Frères, cama­rades Où que vous soyez : cher­chant du tra­vail dans les rues, besog­nant dans les mines de char­bon, mil­i­tant dans les syn­di­cats, tous nous devons nous unir. Nous unir pour avoir la force de détru­ire le cap­i­tal­isme avec ses reli­gions et toutes ses tromperies. Éveillez-vous, pro­lé­taires ! La révo­lu­tion du monde vous appelle !

Le monde cap­i­tal­iste est pour­ri, il doit tomber. Et nous, nous devons recon­stru­ire un monde nou­veau et sain. 

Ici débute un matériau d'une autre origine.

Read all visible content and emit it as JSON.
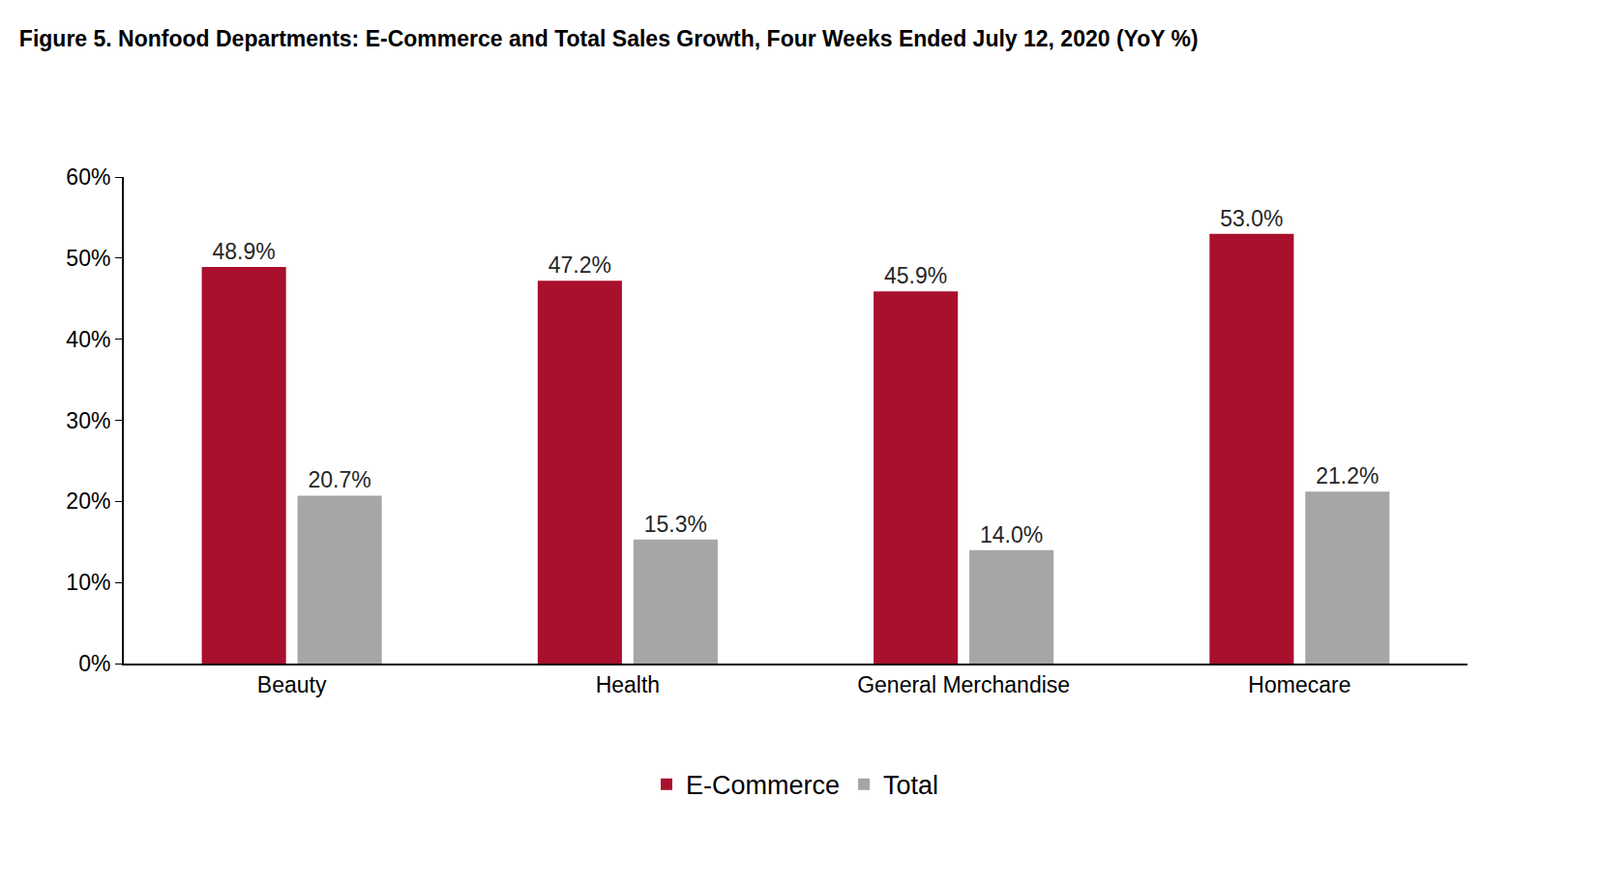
{
  "chart_data": {
    "type": "bar",
    "title": "Figure 5. Nonfood Departments: E-Commerce and Total Sales Growth, Four Weeks Ended July 12, 2020 (YoY %)",
    "categories": [
      "Beauty",
      "Health",
      "General Merchandise",
      "Homecare"
    ],
    "series": [
      {
        "name": "E-Commerce",
        "color": "#a8102d",
        "values": [
          48.9,
          47.2,
          45.9,
          53.0
        ],
        "value_labels": [
          "48.9%",
          "47.2%",
          "45.9%",
          "53.0%"
        ]
      },
      {
        "name": "Total",
        "color": "#a6a6a6",
        "values": [
          20.7,
          15.3,
          14.0,
          21.2
        ],
        "value_labels": [
          "20.7%",
          "15.3%",
          "14.0%",
          "21.2%"
        ]
      }
    ],
    "ylim": [
      0,
      60
    ],
    "yticks": [
      {
        "value": 0,
        "label": "0%"
      },
      {
        "value": 10,
        "label": "10%"
      },
      {
        "value": 20,
        "label": "20%"
      },
      {
        "value": 30,
        "label": "30%"
      },
      {
        "value": 40,
        "label": "40%"
      },
      {
        "value": 50,
        "label": "50%"
      },
      {
        "value": 60,
        "label": "60%"
      }
    ],
    "grid": false,
    "legend": "bottom",
    "data_labels": true
  }
}
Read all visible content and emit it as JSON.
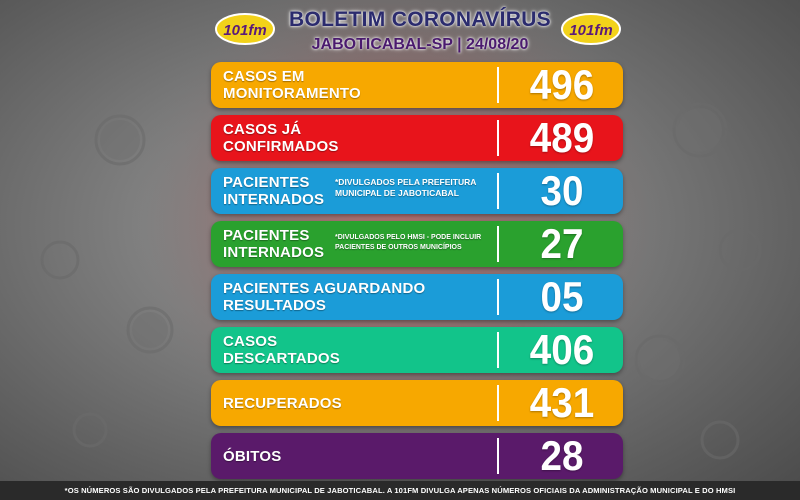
{
  "header": {
    "title": "BOLETIM CORONAVÍRUS",
    "subtitle": "JABOTICABAL-SP | 24/08/20",
    "logo_text": "101fm"
  },
  "rows": [
    {
      "label": "CASOS EM MONITORAMENTO",
      "note": "",
      "value": "496",
      "color": "#f7a800"
    },
    {
      "label": "CASOS JÁ CONFIRMADOS",
      "note": "",
      "value": "489",
      "color": "#e8141b"
    },
    {
      "label": "PACIENTES INTERNADOS",
      "note": "*DIVULGADOS PELA PREFEITURA MUNICIPAL DE JABOTICABAL",
      "value": "30",
      "color": "#1b9cd8"
    },
    {
      "label": "PACIENTES INTERNADOS",
      "note": "*DIVULGADOS PELO HMSI - PODE INCLUIR PACIENTES DE OUTROS MUNICÍPIOS",
      "value": "27",
      "color": "#2aa12e"
    },
    {
      "label": "PACIENTES AGUARDANDO RESULTADOS",
      "note": "",
      "value": "05",
      "color": "#1b9cd8"
    },
    {
      "label": "CASOS DESCARTADOS",
      "note": "",
      "value": "406",
      "color": "#12c48a"
    },
    {
      "label": "RECUPERADOS",
      "note": "",
      "value": "431",
      "color": "#f7a800"
    },
    {
      "label": "ÓBITOS",
      "note": "",
      "value": "28",
      "color": "#5a1a6a"
    }
  ],
  "footer": {
    "text": "*OS NÚMEROS SÃO DIVULGADOS PELA PREFEITURA MUNICIPAL DE JABOTICABAL. A 101FM DIVULGA APENAS NÚMEROS OFICIAIS DA ADMINISTRAÇÃO MUNICIPAL E DO HMSI"
  }
}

Savez-vous tous, pourquoi il y a tant de chômeurs ? Je vais vous le dire. Le cap­i­tal­isme mau­dit a besoin d’une armée de tra­vailleurs sans emploi pour rac­cour­cir les salaires de ceux qui sont à l’u­sine. Et celui qui résiste devient chômeur à son tour et les autres ont peur qu’il ne vienne « pren­dre leur pain ». Et lui-même, enviant ceux qui sont exploités, ne trou­ve rien de mieux que de mendi­er, au cap­i­tal­isme « du tra­vail ou du pain ». Et ain­si, il y a des mil­lions de pro­lé­taires qui se bris­eraient plutôt le cou pour avoir un emploi, ou pour le garder et pour rester les esclaves zélés de leurs maîtres au lieu de faire la révo­lu­tion ! Les pro­lé­taires oscil­lent de-ci de-là comme le bat­tant d’une pen­d­ule. Ils ne savent pas où aller…

Se taire, c’est con­sen­tir, cama­rades ! Et ici le con­sen­te­ment sig­ni­fie un meurtre.